How we cite our quotes:
[Mr. Peggotty] was but a poor man himself, said Peggotty, but as good as gold and as true as steel—those were her similes. The only subject, she informed me, on which he ever showed a violent temper or swore an oath, was this generosity of his; and if it were ever referred to, by any one of them, he struck the table a heavy blow with his right hand (had split it on one such occasion), and swore a dreadful oath that he would be 'Gormed' if he didn't cut and run for good, if it was ever mentioned again. It appeared, in answer to my inquiries, that nobody had the least idea of the etymology of this terrible verb passive to be gormed; but that they all regarded it as constituting a most solemn imprecation. (3.46)

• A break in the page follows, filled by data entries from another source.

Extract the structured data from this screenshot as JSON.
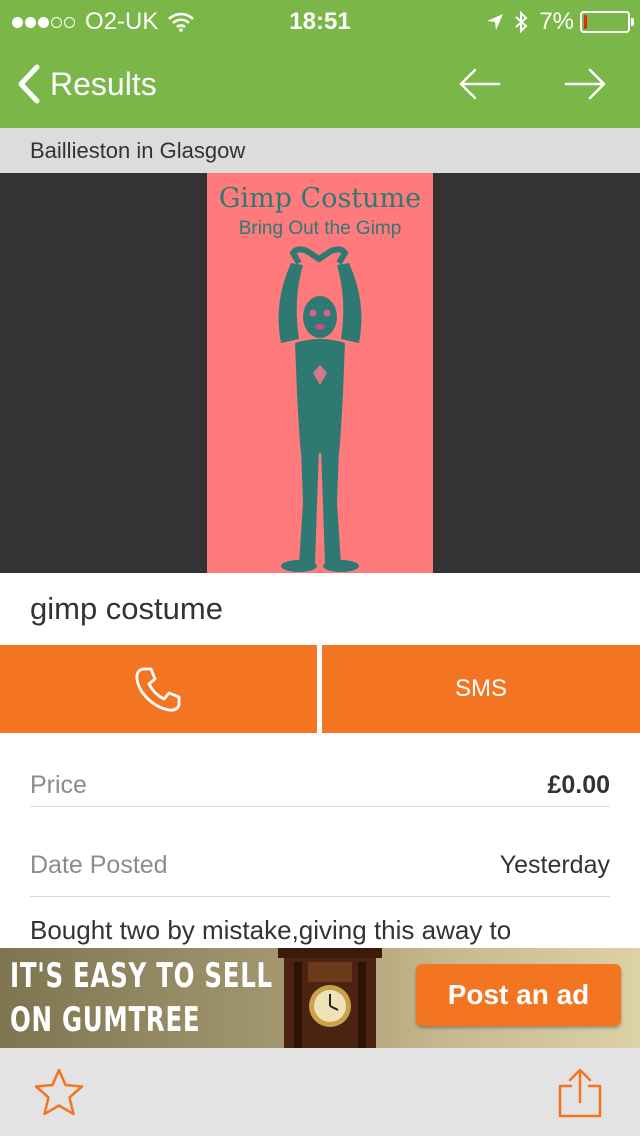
{
  "status_bar": {
    "carrier": "O2-UK",
    "time": "18:51",
    "battery": "7%",
    "signal_bars_filled": 3,
    "signal_bars_total": 5,
    "battery_level": 0.07,
    "icons": [
      "wifi-icon",
      "location-arrow-icon",
      "bluetooth-icon",
      "battery-icon"
    ]
  },
  "nav": {
    "back_label": "Results",
    "icons": [
      "chevron-left-icon",
      "arrow-left-icon",
      "arrow-right-icon"
    ]
  },
  "listing": {
    "location": "Baillieston in Glasgow",
    "title": "gimp costume",
    "image": {
      "title": "Gimp Costume",
      "subtitle": "Bring Out the Gimp"
    }
  },
  "actions": {
    "call_icon": "phone-icon",
    "sms_label": "SMS"
  },
  "details": [
    {
      "key": "Price",
      "value": "£0.00",
      "emphasis": true
    },
    {
      "key": "Date Posted",
      "value": "Yesterday",
      "emphasis": false
    }
  ],
  "description": "Bought two by mistake,giving this away to",
  "ad_banner": {
    "headline_line1": "IT'S EASY TO SELL",
    "headline_line2": "ON GUMTREE",
    "cta": "Post an ad"
  },
  "toolbar": {
    "icons": [
      "star-icon",
      "share-icon"
    ]
  },
  "colors": {
    "header_green": "#7ab648",
    "accent_orange": "#f37522",
    "location_bar": "#dcdcdc",
    "hero_background": "#333333",
    "poster_background": "#ff7a7c",
    "poster_text": "#2e7a72",
    "toolbar_background": "#e3e3e3",
    "battery_low": "#e0261d"
  }
}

Mr. Peggotty is a poor man, but a generous one: he has adopted his orphaned niece and nephew and allowed widowed Mrs. Gummidge to share his home. But the real mark of Mr. Peggotty's greatness as a character is that he does these things without wanting to be thanked. We can compare Mr. Peggotty's generosity with the charitable institutions that produce Uriah Heep, in which Uriah Heep is constantly reminded that he should be grateful to his betters. Mr. Peggotty's generosity produces other sympathetic human beings – fallible, maybe, but good-hearted – while Uriah Heep's institutions produce an angry, destructive jerk. Perhaps this is a lesson about how Dickens think the poor should be treated: with unselfish generosity rather than grudging charity
As they looked at [Mrs. Mell], I looked at her also. Although it was a warm day, she seemed to think of nothing but the fire. I fancied she was jealous even of the saucepan on it; [...] The sun streamed in at the little window, but she sat with her own back and the back of the large chair towards it, screening the fire as if she were sedulously keeping it warm, instead of it keeping her warm, and watching it in a most distrustful manner. (5.119)

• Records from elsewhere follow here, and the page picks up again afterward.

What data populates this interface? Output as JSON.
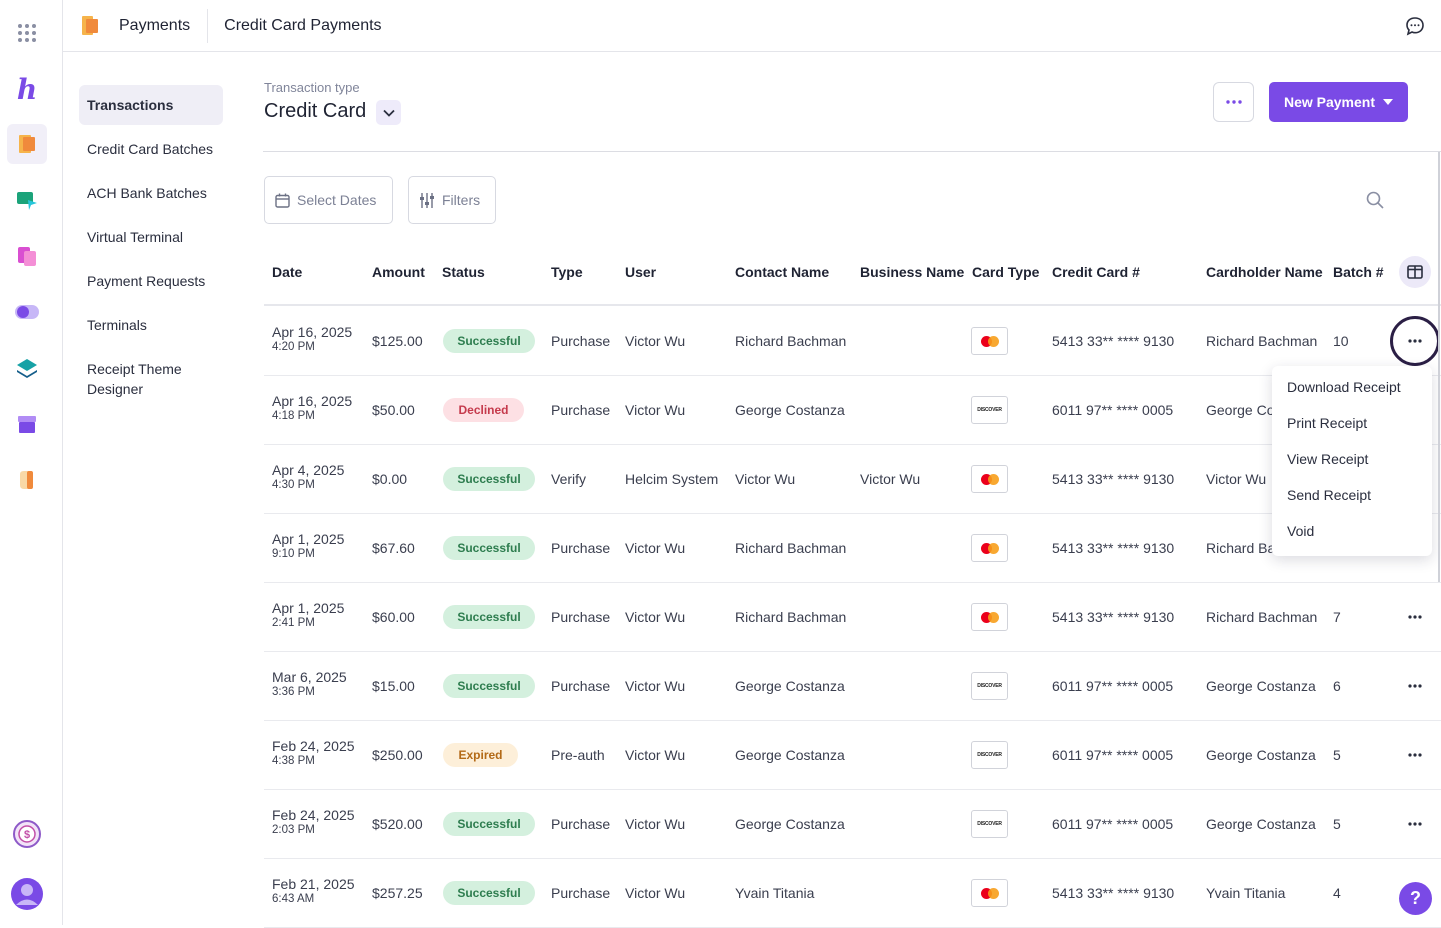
{
  "topbar": {
    "app_name": "Payments",
    "page_name": "Credit Card Payments"
  },
  "subnav": [
    {
      "label": "Transactions",
      "active": true
    },
    {
      "label": "Credit Card Batches"
    },
    {
      "label": "ACH Bank Batches"
    },
    {
      "label": "Virtual Terminal"
    },
    {
      "label": "Payment Requests"
    },
    {
      "label": "Terminals"
    },
    {
      "label": "Receipt Theme Designer"
    }
  ],
  "header": {
    "tx_type_label": "Transaction type",
    "tx_type_value": "Credit Card",
    "new_payment_label": "New Payment"
  },
  "filters": {
    "select_dates": "Select Dates",
    "filters": "Filters"
  },
  "columns": [
    "Date",
    "Amount",
    "Status",
    "Type",
    "User",
    "Contact Name",
    "Business Name",
    "Card Type",
    "Credit Card #",
    "Cardholder Name",
    "Batch #"
  ],
  "rows": [
    {
      "date": "Apr 16, 2025",
      "time": "4:20 PM",
      "amount": "$125.00",
      "status": "Successful",
      "type": "Purchase",
      "user": "Victor Wu",
      "contact": "Richard Bachman",
      "business": "",
      "card": "mastercard",
      "number": "5413 33** **** 9130",
      "holder": "Richard Bachman",
      "batch": "10"
    },
    {
      "date": "Apr 16, 2025",
      "time": "4:18 PM",
      "amount": "$50.00",
      "status": "Declined",
      "type": "Purchase",
      "user": "Victor Wu",
      "contact": "George Costanza",
      "business": "",
      "card": "discover",
      "number": "6011 97** **** 0005",
      "holder": "George Co",
      "batch": ""
    },
    {
      "date": "Apr 4, 2025",
      "time": "4:30 PM",
      "amount": "$0.00",
      "status": "Successful",
      "type": "Verify",
      "user": "Helcim System",
      "contact": "Victor Wu",
      "business": "Victor Wu",
      "card": "mastercard",
      "number": "5413 33** **** 9130",
      "holder": "Victor Wu",
      "batch": ""
    },
    {
      "date": "Apr 1, 2025",
      "time": "9:10 PM",
      "amount": "$67.60",
      "status": "Successful",
      "type": "Purchase",
      "user": "Victor Wu",
      "contact": "Richard Bachman",
      "business": "",
      "card": "mastercard",
      "number": "5413 33** **** 9130",
      "holder": "Richard Ba",
      "batch": ""
    },
    {
      "date": "Apr 1, 2025",
      "time": "2:41 PM",
      "amount": "$60.00",
      "status": "Successful",
      "type": "Purchase",
      "user": "Victor Wu",
      "contact": "Richard Bachman",
      "business": "",
      "card": "mastercard",
      "number": "5413 33** **** 9130",
      "holder": "Richard Bachman",
      "batch": "7"
    },
    {
      "date": "Mar 6, 2025",
      "time": "3:36 PM",
      "amount": "$15.00",
      "status": "Successful",
      "type": "Purchase",
      "user": "Victor Wu",
      "contact": "George Costanza",
      "business": "",
      "card": "discover",
      "number": "6011 97** **** 0005",
      "holder": "George Costanza",
      "batch": "6"
    },
    {
      "date": "Feb 24, 2025",
      "time": "4:38 PM",
      "amount": "$250.00",
      "status": "Expired",
      "type": "Pre-auth",
      "user": "Victor Wu",
      "contact": "George Costanza",
      "business": "",
      "card": "discover",
      "number": "6011 97** **** 0005",
      "holder": "George Costanza",
      "batch": "5"
    },
    {
      "date": "Feb 24, 2025",
      "time": "2:03 PM",
      "amount": "$520.00",
      "status": "Successful",
      "type": "Purchase",
      "user": "Victor Wu",
      "contact": "George Costanza",
      "business": "",
      "card": "discover",
      "number": "6011 97** **** 0005",
      "holder": "George Costanza",
      "batch": "5"
    },
    {
      "date": "Feb 21, 2025",
      "time": "6:43 AM",
      "amount": "$257.25",
      "status": "Successful",
      "type": "Purchase",
      "user": "Victor Wu",
      "contact": "Yvain Titania",
      "business": "",
      "card": "mastercard",
      "number": "5413 33** **** 9130",
      "holder": "Yvain Titania",
      "batch": "4"
    }
  ],
  "menu": [
    "Download Receipt",
    "Print Receipt",
    "View Receipt",
    "Send Receipt",
    "Void"
  ],
  "discover_label": "DISCOVER",
  "help_label": "?",
  "colors": {
    "accent": "#7a4ae6",
    "success_bg": "#d4f0de",
    "declined_bg": "#fde0e4",
    "expired_bg": "#fdefd9"
  }
}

This is a very, very brief look at the life of Mrs. Mell, Mr. Mell's mother, who lives in the nineteenth century equivalent of a homeless shelter. Her extreme poverty seems to make her mistrust the most ordinary things in life, such as having a fire and being able to cook on it. What tone does David use to describe this scene? How does he seem to feel about Mrs. Mell's poverty? Does this description remind you of other moments in the book when David confronts similar poverty?
Steerforth evaded the question for a little while; looking in scorn and anger on his opponent, and remaining silent. I could not help thinking even in that interval, I remember, what a noble fellow he was in appearance, and how homely and plain Mr. Mell looked opposed to him. (7.53)
Even though Mr. Mell is morally right in this scene, his poor clothes distract David from the truth of his position. Mr. Mell is correct to demand that Steerforth, his student, treat him with respect. But the reality of the social structure Steerforth occupies means that Mr. Mell will always be Steerforth's social inferior, even if Steerforth is a pupil in Mr. Mell's classroom. The odd thing about David Copperfield is that Dickens seems to be acutely aware of the need to respect the poor – Steerforth's poor treatment of Mr. Mell and the Peggottys does not go without criticism from our narrator – but at the same time, the book constantly supports the importance of class difference. For example, David insists that he is different from the other factory boys because his father is a gentleman. Is there a contradiction in this logic, that Dickens wants respect for the poor, but he also believes that working class characters should stay in their social places? Can this logic be reconciled?